Когда-нибудь, когда искусство писателя и художника-иллюстратора сольются воедино, можно будет рассказать о событиях, которые последовали за ударом, нанесенным леди Харман с той выразительностью, какой они заслуживают. На этой странице следовало бы просто нарисовать окно почты на Джейгоу-стрит, грязно-серое, отражающее свет уличного фонаря, и его же — разбитым. Под окном — кусок деревянной стены унылого цвета, угол почтового ящика, кирпичная кладка шириной около фута, а еще ниже — мостовая и на ней упавший железный стержень. Больше на этой странице ничего не было бы, а на следующей было бы изображено то же самое, только побледнее, и рисунок пересекало бы несколько объяснительных фраз. Дальше опять та же картинка, но теперь уже с несколькими строчками текста, потом рисунок станет еще бледнее, а печатный текст, все еще затемненный фоном, будет продолжаться. Читатель прочтет здесь о том, как леди Харман убедила недоверчивого молодого йоркширца в своем подвиге, как фруктовщик с тележкой, полной бананов, не преминул отпустить несколько замечаний, после чего она под стражей, но с полнейшим достоинством направилась в полицейский участок. Потом, все еще не без труда разбирая мелкий шрифт из-за наложенного на него рисунка, читатель узнает, как ее взяла на поруки леди Бич-Мандарин, к ко горой ей, несомненно, следовало обратиться в первую очередь и которая, занимая леди Харман, не поехала на обед, где ожидалась какая-то герцогиня, и как сэр Айзек, раздираемый противоречивыми чувствами и не решаясь увидеться с женой, весь вечер напрасно старался не допустить, чтобы эта история попала в газеты. Ему это не удалось. На другое утро судья отнесся к леди Харман благосклонно, хотя благосклонность его была несколько бесцеремонной: он приказал подвергнуть ее медицинской экспертизе, но из всех подсудимых — в тот вечер разразилась повальная эпидемия битья окон — ни одна не была в столь здравом уме. Она заявила, что сделала это, поскольку, по ее мнению, нет другого способа заставить мужчин понять, как не удовлетворены женщины своей участью, а когда ей напомнили, что у нее четыре дочери, она сказала, что именно мысль об ожидающей их судьбе, когда они вырастут и станут женщинами, заставила ее разбить окно. Все эти доводы она нашла не сама, а заимствовала из разговоров с леди Бич-Мандарин, проведя с ней вечер накануне, но она честно их усвоила и теперь высказала с достоинством и подкупающей простотой.

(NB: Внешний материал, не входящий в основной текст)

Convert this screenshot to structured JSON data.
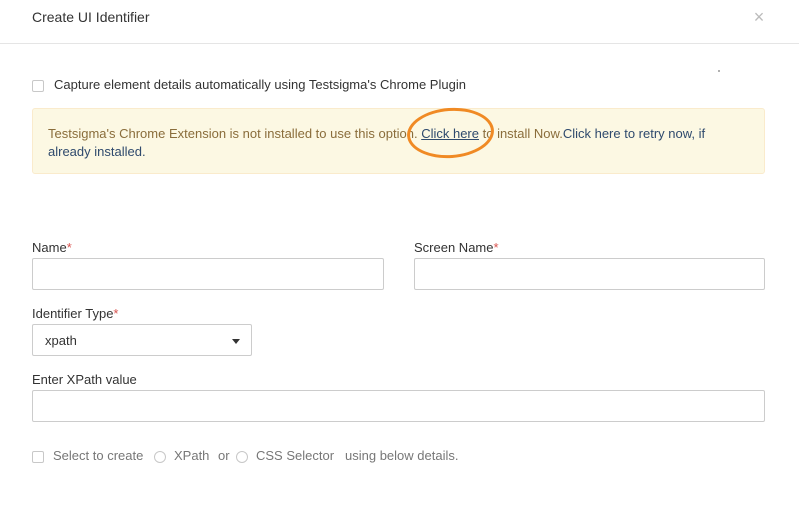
{
  "dialog": {
    "title": "Create UI Identifier",
    "close_icon": "×"
  },
  "capture": {
    "label": "Capture element details automatically using Testsigma's Chrome Plugin",
    "checked": false
  },
  "alert": {
    "text_before": "Testsigma's Chrome Extension is not installed to use this option.",
    "install_link": "Click here",
    "install_suffix": "to install Now.",
    "retry_link": "Click here to retry now, if already installed.",
    "annotation_color": "#f08a24"
  },
  "form": {
    "name_label": "Name",
    "screen_name_label": "Screen Name",
    "required_mark": "*",
    "identifier_type_label": "Identifier Type",
    "identifier_type_value": "xpath",
    "xpath_label": "Enter XPath value"
  },
  "builder": {
    "select_label": "Select to create",
    "xpath_option": "XPath",
    "or_text": "or",
    "css_option": "CSS Selector",
    "suffix": "using below details."
  }
}
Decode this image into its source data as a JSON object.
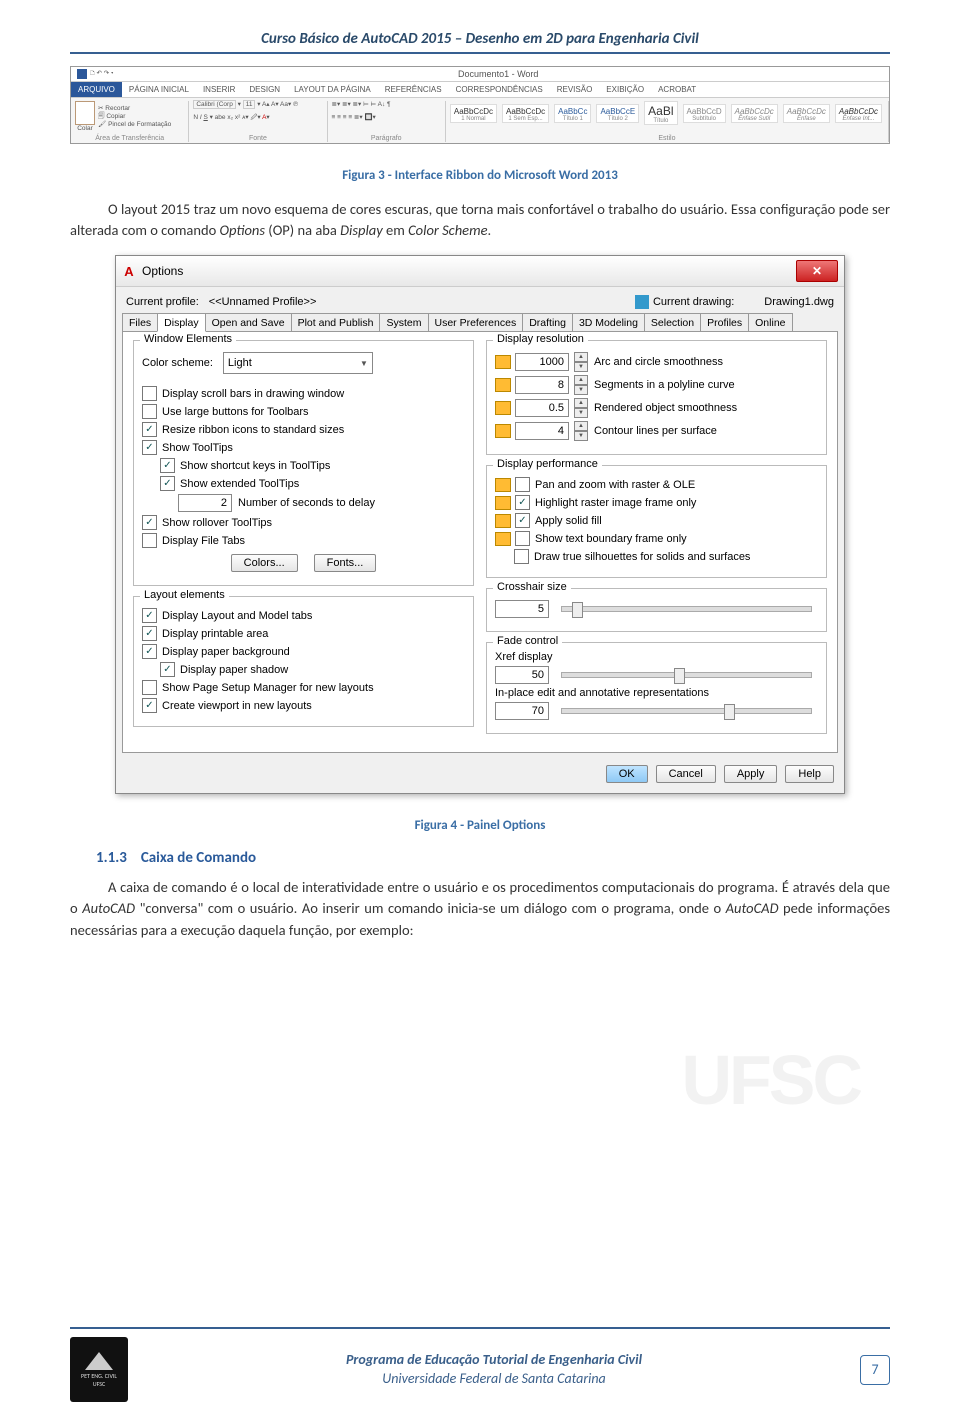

Сэр Айзек приехал на суд совсем жалкий, и леди Харман была поражена, увидев, в какое отчаяние повергло его ее скандальное поведение. Он был совершенно уничтожен, и, странное дело, чувство ответственности, которое не пробуждалось во время их поединка в Блэк Стрэнд, вдруг захлестнуло ее, и ей пришлось крепко стиснуть край скамьи подсудимых, чтобы не потерять самообладания. Сэр Айзек, не привыкший выступать публично, сказал тихим, горестным голосом, что приготовил письменное заявление, в котором выражает свое решительное несогласие с идеями, побудившими его жену к опрометчивым действиям, и излагает свое мнение об избирательном праве для женщин и об отношениях между полами вообще, особо касаясь вопроса о современной литературе. Он писал всю ночь. Однако ему не позволили прочесть заявление, и тогда он выступил экспромтом, прося суд оказать леди Харман снисхождение. Она всегда была хорошей матерью и верной женой; на нее дурно повлияли всякие смутьяны, а также скверные книги и газетные статьи, истинный смысл которых она не понимала, и если суд отнесется к этому ее первому проступку снисходительно, он увезет жену домой и даст все необходимые гарантии, что это не повторится. Судья был милостив и дружелюбен, но указал, что необходимо решительно пресечь эти налеты на окна, а потому он не может сделать исключение, о котором просит сэр Айзек. И сэр Айзек вышел из суда в полном отчаянии, оставшись на месяц соломенным вдовцом.